Functionality of MetaboShiny demonstrated using a test dataset
To demonstrate the functionality of MetaboShiny, we leveraged the LC–MS dataset on urine samples from 1005 patients with and without lung cancer. This work identified 4 m/z values at MSI level 1, 264 m/z ( △ in figures), 308 m/z (□), 441 m/z (
) and 561 m/z (◯ ) predictive for cancer status, which were confirmed through targeted mass spectrometry, one of which, namely 264 m/z, was a novel compound called creatine riboside (Members and MSI Board Members 2007; Mathé et al. 2014).
As an initial analysis, we ran a t-test in MetaboShiny (Fig. 1a, b) and this returned a list of most significantly different m/z values between the control and disease groups. When using MetaboShiny to search for potential annotations for the m/z value at the top of this list, a search including the HMDB (Fig. 1c, d) uncovered creatine riboside (M + H adduct) as a putative hit (Fig. 1f). The built-in HMDB compound description page (Fig. 1e) reports that this m/z feature was first discovered by Mathé et al. (2014) (Fig. 1g), confirming the validity of this finding. All this information can be retrieved with a few mouse clicks.
Additionally, PLS-DA analysis was explored. This yielded a model that achieved significant separation between the population and lung cancer groups (p < 0.03; Fig. 1h). The loading for PC1 contains the four m/z values of interest, ranked #1, #2, #24 and #86 respectively. These results indicate that the four compounds are not just significant in univariate t-tests, but also can be used to train predictive models that stratify samples by cancer status.
MetaboShiny can also be used to perform more routine analyses such as fold-change analysis, volcano plots and correlation analyses. Furthermore, heatmaps and venn diagrams are available.
Lastly, Mathé et al. trained a random forest model and combined the results of multiple classifiers to find compounds that were good predictors in multiple metadata groups (sex, race, and smoking status) (Mathé et al. 2014).
Using MetaboShiny this analysis can be completely reproduced within an hour, demonstrating the utility of the software for rapid hypothesis generation and biomarker discovery.

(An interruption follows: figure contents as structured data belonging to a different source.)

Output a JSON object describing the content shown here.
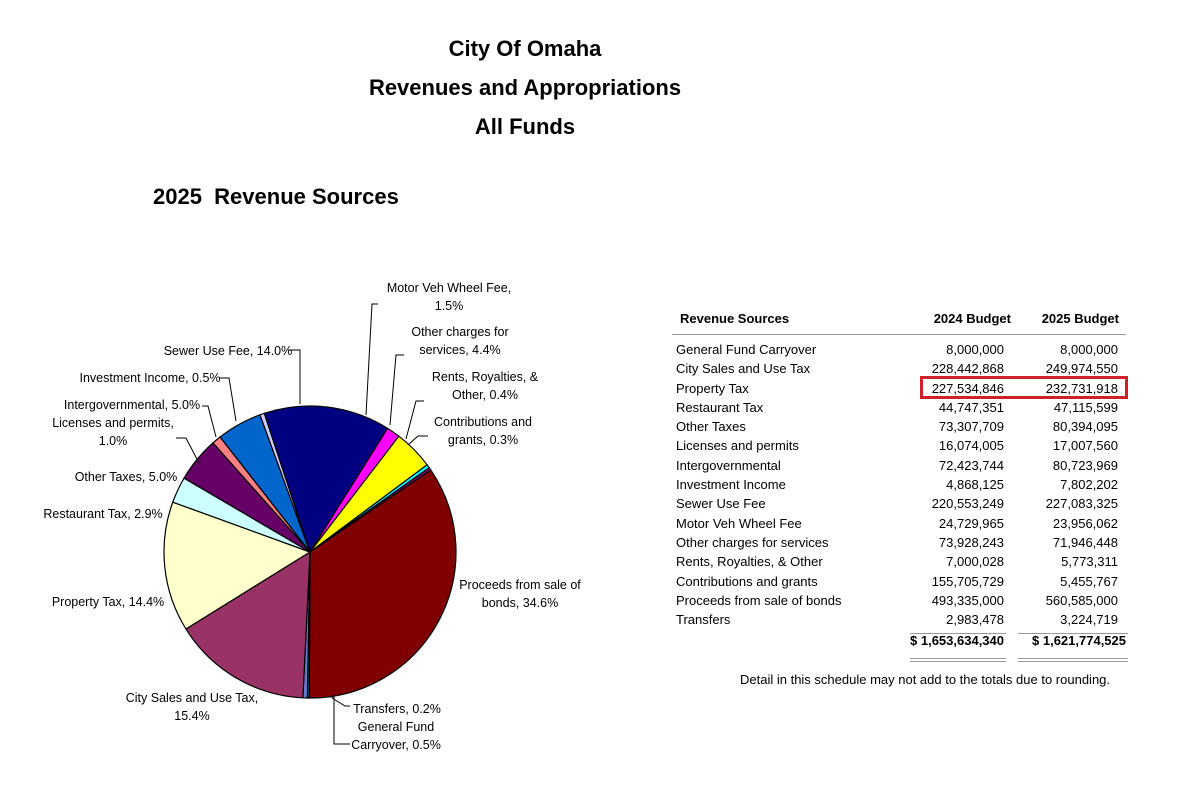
{
  "header": {
    "line1": "City Of Omaha",
    "line2": "Revenues and Appropriations",
    "line3": "All Funds",
    "subtitle": "2025  Revenue Sources"
  },
  "chart_data": {
    "type": "pie",
    "title": "2025  Revenue Sources",
    "slices": [
      {
        "label": [
          "General Fund",
          "Carryover, 0.5%"
        ],
        "value": 0.5,
        "color": "#6677cc"
      },
      {
        "label": [
          "City Sales and Use Tax,",
          "15.4%"
        ],
        "value": 15.4,
        "color": "#993366"
      },
      {
        "label": [
          "Property Tax, 14.4%"
        ],
        "value": 14.4,
        "color": "#ffffcc"
      },
      {
        "label": [
          "Restaurant Tax, 2.9%"
        ],
        "value": 2.9,
        "color": "#ccffff"
      },
      {
        "label": [
          "Other Taxes, 5.0%"
        ],
        "value": 5.0,
        "color": "#660066"
      },
      {
        "label": [
          "Licenses and permits,",
          "1.0%"
        ],
        "value": 1.0,
        "color": "#ff8080"
      },
      {
        "label": [
          "Intergovernmental, 5.0%"
        ],
        "value": 5.0,
        "color": "#0066cc"
      },
      {
        "label": [
          "Investment Income, 0.5%"
        ],
        "value": 0.5,
        "color": "#ccccff"
      },
      {
        "label": [
          "Sewer Use Fee, 14.0%"
        ],
        "value": 14.0,
        "color": "#000080"
      },
      {
        "label": [
          "Motor Veh Wheel Fee,",
          "1.5%"
        ],
        "value": 1.5,
        "color": "#ff00ff"
      },
      {
        "label": [
          "Other charges for",
          "services, 4.4%"
        ],
        "value": 4.4,
        "color": "#ffff00"
      },
      {
        "label": [
          "Rents, Royalties, &",
          "Other, 0.4%"
        ],
        "value": 0.4,
        "color": "#00ffff"
      },
      {
        "label": [
          "Contributions and",
          "grants, 0.3%"
        ],
        "value": 0.3,
        "color": "#800080"
      },
      {
        "label": [
          "Proceeds from sale of",
          "bonds, 34.6%"
        ],
        "value": 34.6,
        "color": "#800000"
      },
      {
        "label": [
          "Transfers, 0.2%"
        ],
        "value": 0.2,
        "color": "#008080"
      }
    ]
  },
  "table": {
    "headers": {
      "name": "Revenue Sources",
      "y2024": "2024 Budget",
      "y2025": "2025 Budget"
    },
    "rows": [
      {
        "name": "General Fund Carryover",
        "y2024": "8,000,000",
        "y2025": "8,000,000"
      },
      {
        "name": "City Sales and Use Tax",
        "y2024": "228,442,868",
        "y2025": "249,974,550"
      },
      {
        "name": "Property Tax",
        "y2024": "227,534,846",
        "y2025": "232,731,918"
      },
      {
        "name": "Restaurant Tax",
        "y2024": "44,747,351",
        "y2025": "47,115,599"
      },
      {
        "name": "Other Taxes",
        "y2024": "73,307,709",
        "y2025": "80,394,095"
      },
      {
        "name": "Licenses and permits",
        "y2024": "16,074,005",
        "y2025": "17,007,560"
      },
      {
        "name": "Intergovernmental",
        "y2024": "72,423,744",
        "y2025": "80,723,969"
      },
      {
        "name": "Investment Income",
        "y2024": "4,868,125",
        "y2025": "7,802,202"
      },
      {
        "name": "Sewer Use Fee",
        "y2024": "220,553,249",
        "y2025": "227,083,325"
      },
      {
        "name": "Motor Veh Wheel Fee",
        "y2024": "24,729,965",
        "y2025": "23,956,062"
      },
      {
        "name": "Other charges for services",
        "y2024": "73,928,243",
        "y2025": "71,946,448"
      },
      {
        "name": "Rents, Royalties, & Other",
        "y2024": "7,000,028",
        "y2025": "5,773,311"
      },
      {
        "name": "Contributions and grants",
        "y2024": "155,705,729",
        "y2025": "5,455,767"
      },
      {
        "name": "Proceeds from sale of bonds",
        "y2024": "493,335,000",
        "y2025": "560,585,000"
      },
      {
        "name": "Transfers",
        "y2024": "2,983,478",
        "y2025": "3,224,719"
      }
    ],
    "total": {
      "y2024": "$ 1,653,634,340",
      "y2025": "$ 1,621,774,525"
    },
    "highlight_color": "#d0202a"
  },
  "footnote": "Detail in this schedule may not add to the totals due to rounding."
}
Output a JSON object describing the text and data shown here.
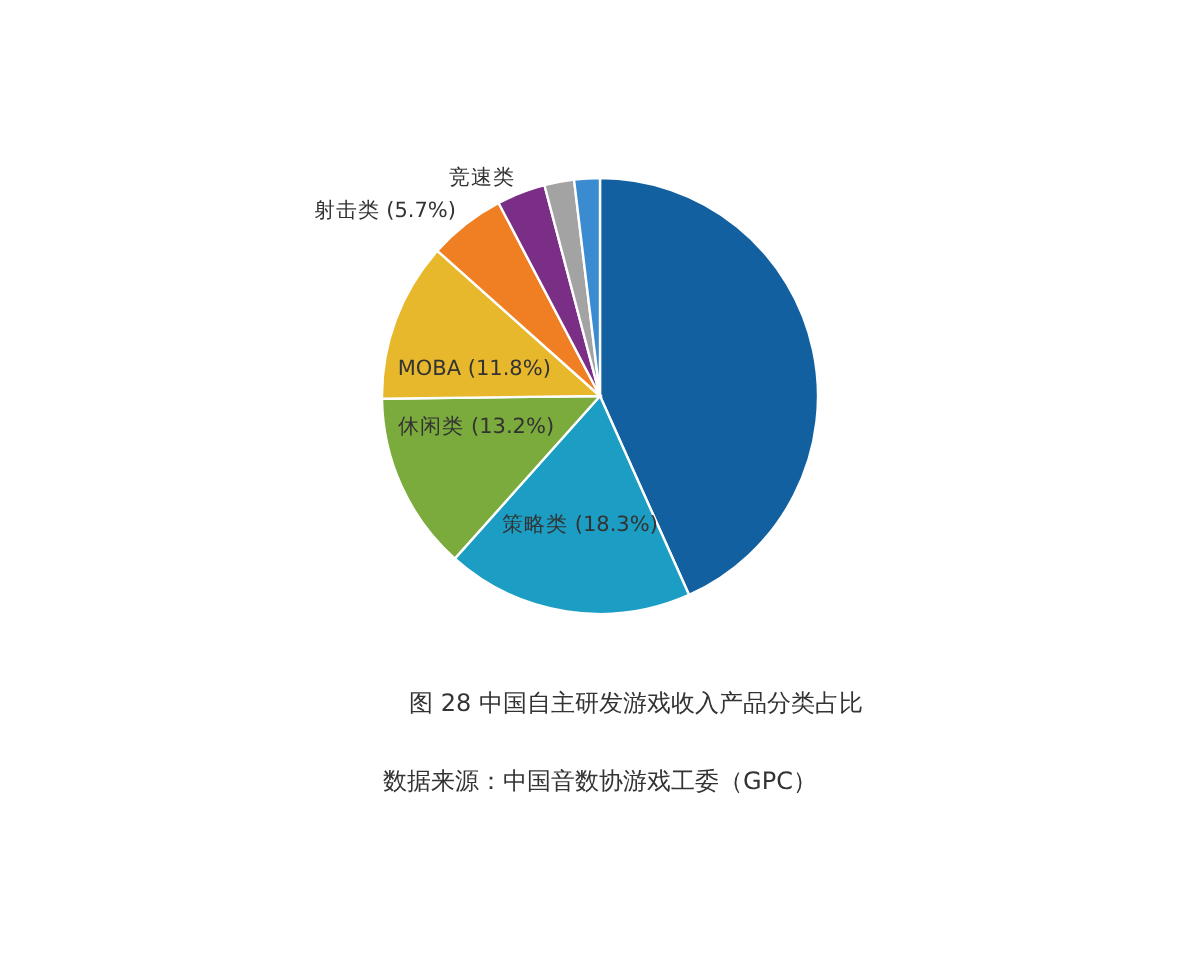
{
  "chart_data": {
    "type": "pie",
    "title": "图 28 中国自主研发游戏收入产品分类占比",
    "annotations": [
      "数据来源：中国音数协游戏工委（GPC）"
    ],
    "categories": [
      null,
      "策略类",
      "休闲类",
      "MOBA",
      "射击类",
      "竞速类",
      null,
      null
    ],
    "values": [
      43.3,
      18.3,
      13.2,
      11.8,
      5.7,
      3.6,
      2.2,
      1.9
    ],
    "value_labels": [
      null,
      "(18.3%)",
      "(13.2%)",
      "(11.8%)",
      "(5.7%)",
      null,
      null,
      null
    ],
    "colors": [
      "#12609f",
      "#1c9dc3",
      "#7bab3c",
      "#e7b82c",
      "#f07e22",
      "#7a2e86",
      "#a3a3a3",
      "#3b8bd0"
    ]
  }
}
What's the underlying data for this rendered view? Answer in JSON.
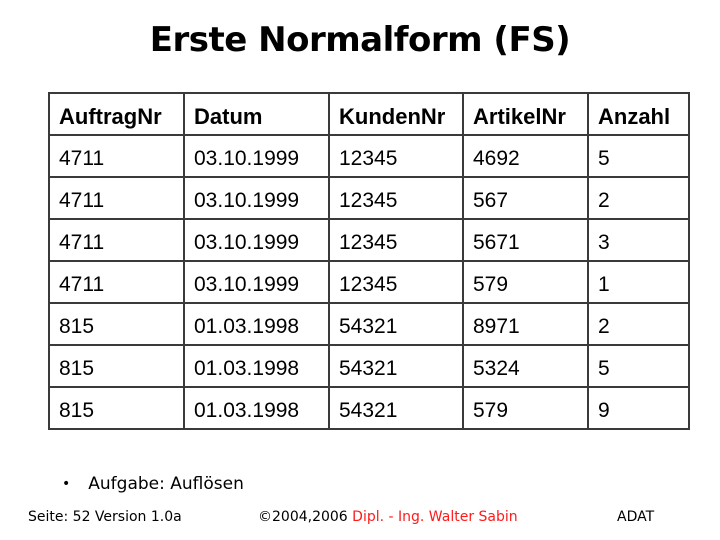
{
  "slide": {
    "title": "Erste Normalform (FS)"
  },
  "table": {
    "columns": [
      "AuftragNr",
      "Datum",
      "KundenNr",
      "ArtikelNr",
      "Anzahl"
    ],
    "rows": [
      [
        "4711",
        "03.10.1999",
        "12345",
        "4692",
        "5"
      ],
      [
        "4711",
        "03.10.1999",
        "12345",
        "567",
        "2"
      ],
      [
        "4711",
        "03.10.1999",
        "12345",
        "5671",
        "3"
      ],
      [
        "4711",
        "03.10.1999",
        "12345",
        "579",
        "1"
      ],
      [
        "815",
        "01.03.1998",
        "54321",
        "8971",
        "2"
      ],
      [
        "815",
        "01.03.1998",
        "54321",
        "5324",
        "5"
      ],
      [
        "815",
        "01.03.1998",
        "54321",
        "579",
        "9"
      ]
    ]
  },
  "bullet": {
    "marker": "•",
    "text": "Aufgabe: Auflösen"
  },
  "footer": {
    "page_info": "Seite: 52 Version 1.0a",
    "copyright": "©2004,2006",
    "author": "Dipl. - Ing. Walter Sabin",
    "course": "ADAT"
  },
  "colors": {
    "text": "#000000",
    "background": "#ffffff",
    "table_border": "#3a3a3a",
    "author_red": "#ff1a1a"
  }
}
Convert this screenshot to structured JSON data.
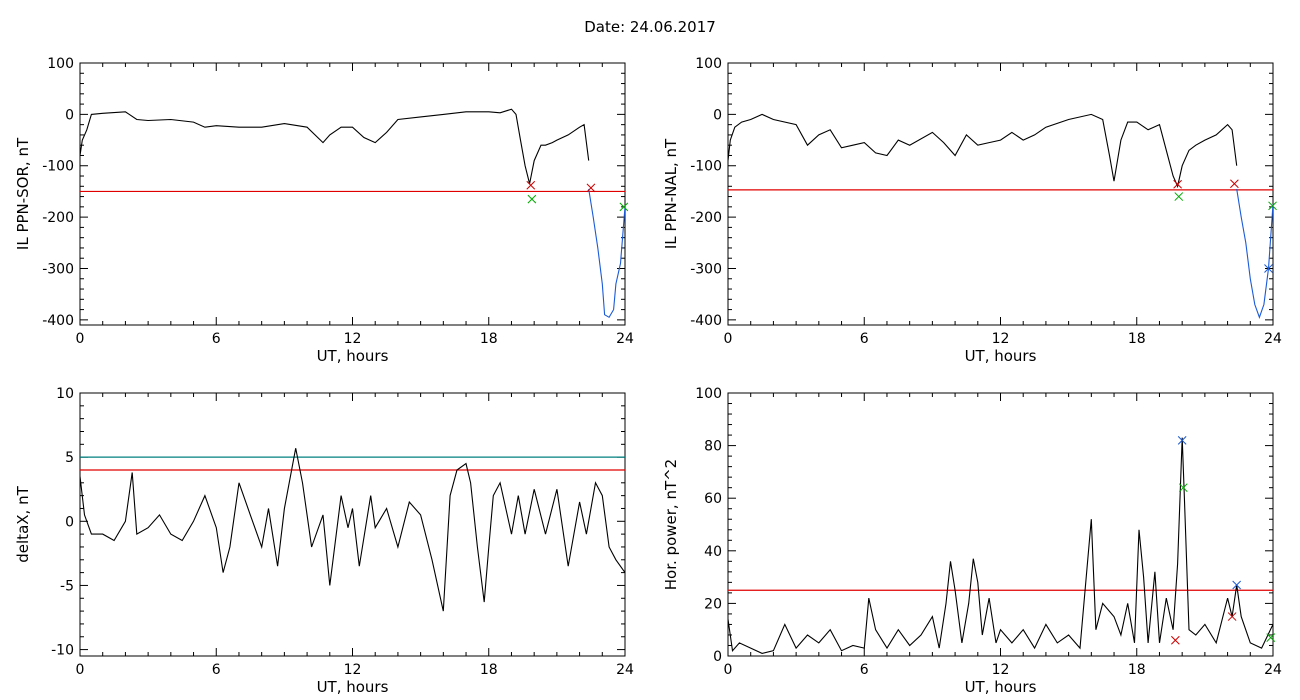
{
  "figure": {
    "title": "Date:  24.06.2017"
  },
  "chart_data": [
    {
      "type": "line",
      "xlabel": "UT, hours",
      "ylabel": "IL PPN-SOR, nT",
      "xlim": [
        0,
        24
      ],
      "ylim": [
        -410,
        100
      ],
      "xticks": [
        0,
        6,
        12,
        18,
        24
      ],
      "yticks": [
        -400,
        -300,
        -200,
        -100,
        0,
        100
      ],
      "threshold_lines": [
        {
          "y": -150,
          "color": "#e00000"
        }
      ],
      "series": [
        {
          "color": "#000000",
          "x": [
            0,
            0.1,
            0.3,
            0.5,
            1,
            2,
            2.5,
            3,
            4,
            5,
            5.5,
            6,
            7,
            8,
            9,
            10,
            10.7,
            11,
            11.5,
            12,
            12.5,
            13,
            13.5,
            14,
            15,
            16,
            17,
            18,
            18.5,
            19,
            19.2,
            19.4,
            19.6,
            19.8,
            20,
            20.3,
            20.5,
            20.8,
            21,
            21.5,
            22,
            22.2,
            22.4
          ],
          "y": [
            -80,
            -50,
            -30,
            0,
            2,
            5,
            -10,
            -12,
            -10,
            -15,
            -25,
            -22,
            -25,
            -25,
            -18,
            -25,
            -55,
            -40,
            -25,
            -25,
            -45,
            -55,
            -35,
            -10,
            -5,
            0,
            5,
            5,
            3,
            10,
            0,
            -50,
            -100,
            -135,
            -90,
            -60,
            -60,
            -55,
            -50,
            -40,
            -25,
            -20,
            -90
          ]
        },
        {
          "color": "#1a5ad9",
          "x": [
            22.4,
            22.6,
            22.8,
            23,
            23.1,
            23.3,
            23.5,
            23.6,
            23.8,
            24
          ],
          "y": [
            -145,
            -200,
            -260,
            -330,
            -390,
            -395,
            -380,
            -330,
            -290,
            -180
          ]
        }
      ],
      "markers": [
        {
          "x": 19.85,
          "y": -138,
          "color": "#cc0000"
        },
        {
          "x": 19.9,
          "y": -165,
          "color": "#00aa00"
        },
        {
          "x": 22.5,
          "y": -143,
          "color": "#cc0000"
        },
        {
          "x": 23.95,
          "y": -180,
          "color": "#00aa00"
        }
      ]
    },
    {
      "type": "line",
      "xlabel": "UT, hours",
      "ylabel": "IL PPN-NAL, nT",
      "xlim": [
        0,
        24
      ],
      "ylim": [
        -410,
        100
      ],
      "xticks": [
        0,
        6,
        12,
        18,
        24
      ],
      "yticks": [
        -400,
        -300,
        -200,
        -100,
        0,
        100
      ],
      "threshold_lines": [
        {
          "y": -147,
          "color": "#e00000"
        }
      ],
      "series": [
        {
          "color": "#000000",
          "x": [
            0,
            0.1,
            0.3,
            0.6,
            1,
            1.5,
            2,
            3,
            3.5,
            4,
            4.5,
            5,
            5.5,
            6,
            6.5,
            7,
            7.5,
            8,
            9,
            9.5,
            10,
            10.5,
            11,
            11.5,
            12,
            12.5,
            13,
            13.5,
            14,
            15,
            16,
            16.5,
            16.8,
            17,
            17.3,
            17.6,
            18,
            18.5,
            19,
            19.3,
            19.6,
            19.8,
            20,
            20.3,
            20.6,
            21,
            21.5,
            22,
            22.2,
            22.4
          ],
          "y": [
            -90,
            -50,
            -25,
            -15,
            -10,
            0,
            -10,
            -20,
            -60,
            -40,
            -30,
            -65,
            -60,
            -55,
            -75,
            -80,
            -50,
            -60,
            -35,
            -55,
            -80,
            -40,
            -60,
            -55,
            -50,
            -35,
            -50,
            -40,
            -25,
            -10,
            0,
            -10,
            -80,
            -130,
            -50,
            -15,
            -15,
            -30,
            -20,
            -70,
            -120,
            -140,
            -100,
            -70,
            -60,
            -50,
            -40,
            -20,
            -30,
            -100
          ]
        },
        {
          "color": "#1a5ad9",
          "x": [
            22.4,
            22.6,
            22.8,
            23,
            23.2,
            23.4,
            23.6,
            23.8,
            24
          ],
          "y": [
            -145,
            -200,
            -250,
            -320,
            -370,
            -395,
            -370,
            -300,
            -175
          ]
        }
      ],
      "markers": [
        {
          "x": 19.8,
          "y": -136,
          "color": "#cc0000"
        },
        {
          "x": 19.85,
          "y": -160,
          "color": "#00aa00"
        },
        {
          "x": 22.3,
          "y": -135,
          "color": "#cc0000"
        },
        {
          "x": 23.8,
          "y": -300,
          "color": "#1a5ad9"
        },
        {
          "x": 23.98,
          "y": -178,
          "color": "#00aa00"
        }
      ]
    },
    {
      "type": "line",
      "xlabel": "UT, hours",
      "ylabel": "deltaX, nT",
      "xlim": [
        0,
        24
      ],
      "ylim": [
        -10.5,
        10
      ],
      "xticks": [
        0,
        6,
        12,
        18,
        24
      ],
      "yticks": [
        -10,
        -5,
        0,
        5,
        10
      ],
      "threshold_lines": [
        {
          "y": 5,
          "color": "#008080"
        },
        {
          "y": 4,
          "color": "#e00000"
        }
      ],
      "series": [
        {
          "color": "#000000",
          "x": [
            0,
            0.2,
            0.5,
            1,
            1.5,
            2,
            2.3,
            2.5,
            3,
            3.5,
            4,
            4.5,
            5,
            5.5,
            6,
            6.3,
            6.6,
            7,
            7.5,
            8,
            8.3,
            8.7,
            9,
            9.5,
            9.8,
            10.2,
            10.7,
            11,
            11.5,
            11.8,
            12,
            12.3,
            12.8,
            13,
            13.5,
            14,
            14.5,
            15,
            15.5,
            16,
            16.3,
            16.6,
            17,
            17.2,
            17.5,
            17.8,
            18,
            18.2,
            18.5,
            19,
            19.3,
            19.6,
            20,
            20.5,
            21,
            21.5,
            22,
            22.3,
            22.7,
            23,
            23.3,
            23.6,
            24
          ],
          "y": [
            3.5,
            0.5,
            -1,
            -1,
            -1.5,
            0,
            3.8,
            -1,
            -0.5,
            0.5,
            -1,
            -1.5,
            0,
            2,
            -0.5,
            -4,
            -2,
            3,
            0.5,
            -2,
            1,
            -3.5,
            1,
            5.7,
            3,
            -2,
            0.5,
            -5,
            2,
            -0.5,
            1,
            -3.5,
            2,
            -0.5,
            1,
            -2,
            1.5,
            0.5,
            -3,
            -7,
            2,
            4,
            4.5,
            3,
            -2,
            -6.3,
            -2,
            2,
            3,
            -1,
            2,
            -1,
            2.5,
            -1,
            2.5,
            -3.5,
            1.5,
            -1,
            3,
            2,
            -2,
            -3,
            -4
          ]
        }
      ],
      "markers": []
    },
    {
      "type": "line",
      "xlabel": "UT, hours",
      "ylabel": "Hor. power, nT^2",
      "xlim": [
        0,
        24
      ],
      "ylim": [
        0,
        100
      ],
      "xticks": [
        0,
        6,
        12,
        18,
        24
      ],
      "yticks": [
        0,
        20,
        40,
        60,
        80,
        100
      ],
      "threshold_lines": [
        {
          "y": 25,
          "color": "#e00000"
        }
      ],
      "series": [
        {
          "color": "#000000",
          "x": [
            0,
            0.2,
            0.5,
            1,
            1.5,
            2,
            2.5,
            3,
            3.5,
            4,
            4.5,
            5,
            5.5,
            6,
            6.2,
            6.5,
            7,
            7.5,
            8,
            8.5,
            9,
            9.3,
            9.6,
            9.8,
            10,
            10.3,
            10.6,
            10.8,
            11,
            11.2,
            11.5,
            11.8,
            12,
            12.5,
            13,
            13.5,
            14,
            14.5,
            15,
            15.5,
            16,
            16.2,
            16.5,
            17,
            17.3,
            17.6,
            17.9,
            18.1,
            18.3,
            18.5,
            18.8,
            19,
            19.3,
            19.6,
            19.8,
            20,
            20.1,
            20.3,
            20.6,
            21,
            21.5,
            22,
            22.2,
            22.4,
            22.6,
            23,
            23.5,
            24
          ],
          "y": [
            14,
            2,
            5,
            3,
            1,
            2,
            12,
            3,
            8,
            5,
            10,
            2,
            4,
            3,
            22,
            10,
            3,
            10,
            4,
            8,
            15,
            3,
            20,
            36,
            25,
            5,
            20,
            37,
            28,
            8,
            22,
            5,
            10,
            5,
            10,
            3,
            12,
            5,
            8,
            3,
            52,
            10,
            20,
            15,
            8,
            20,
            5,
            48,
            30,
            5,
            32,
            5,
            22,
            10,
            35,
            83,
            60,
            10,
            8,
            12,
            5,
            22,
            15,
            27,
            15,
            5,
            3,
            12
          ]
        }
      ],
      "markers": [
        {
          "x": 20.0,
          "y": 82,
          "color": "#1a5ad9"
        },
        {
          "x": 20.05,
          "y": 64,
          "color": "#00aa00"
        },
        {
          "x": 19.7,
          "y": 6,
          "color": "#cc0000"
        },
        {
          "x": 22.4,
          "y": 27,
          "color": "#1a5ad9"
        },
        {
          "x": 22.2,
          "y": 15,
          "color": "#cc0000"
        },
        {
          "x": 23.9,
          "y": 7,
          "color": "#00aa00"
        }
      ]
    }
  ]
}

Two of the four metabolites that Mathé et al. identified rank within the top 20 (#1 and #3 for 264 and 308 m/z respectively) P7L9 in terms of variable importance, with 264 m/z having the highest predictive value. Aside from m/z values, smoking status was a strong predictor for disease (ranked #2 by the Random Forest, Fig. 1j). Additional analyses exploring further functionality such as subsetting, formula prediction and PubMed text mining are available in Supplemental Section S2.
Taken together, this demonstrates the power of MetaboShiny to achieve rapid hypothesis generation, which can be followed up with additional experiments.
Performance quantification of MetaboShiny
To quantify MetaboShiny’s speed, a quantitative analysis was performed on MetaboShiny’s database searching performance. For an informative comparison, we created 300 databases spanning the range of real world database sizes. For each of these database sizes, a random pool of 100 m/z values, evenly distributed over the 60–600 m/z range were used individually to perform a match search.
The machine used was a MacBook Pro (13-inch, 2016) with 16 GB RAM and a 2,9 GHz Intel Core i5 processor. M/z values with more matches in the database trend towards taking more time, as MetaboShiny fetches additional information (description, molecular formula, name) when a match is found. Furthermore, SQLITE occasionally performs self-maintenance(indexing, for example), or the test system may simultaneously be performing background tasks. This is likely to cause some of the slower outliers. Regardless of this, one search even at the current maximum database size does not exceed 0.8 s for a single search, generally staying below half a second (Fig. 2a).
Furthermore, we tested the time it takes to import and normalize a dataset, after which analysis can be started. The test dataset took five minutes to process to the point of being able to start analysis. We generated synthetic datasets consisting of combinations of a minimum of 10 and a maximum of 10,000 samples, and minimally 10 to maximally 2000 m/z values. Importing and normalization generally takes less than 10 min, this time increasing as more m/z values and/or samples are added in the dataset. This was using the same normalization settings as the test dataset. Missing values were imputed using Random Forest, other normalization methods are expected to run substantially faster (Fig. 2b).
Post-annotation considerations
Putative identities of m/z values will still require validation through LC/MS–MS. MetaboShiny guides users to this step by prioritizing compounds based on their isotope and adduct status, alongside using database compound descriptions to prioritize compounds based on what is biologically known (Coley et al. 2019).
Further plans to enhance MetaboShiny include refining in silico compound annotation and prioritization, expanding the amount of available databases, and increasing the ability to streamline data integration.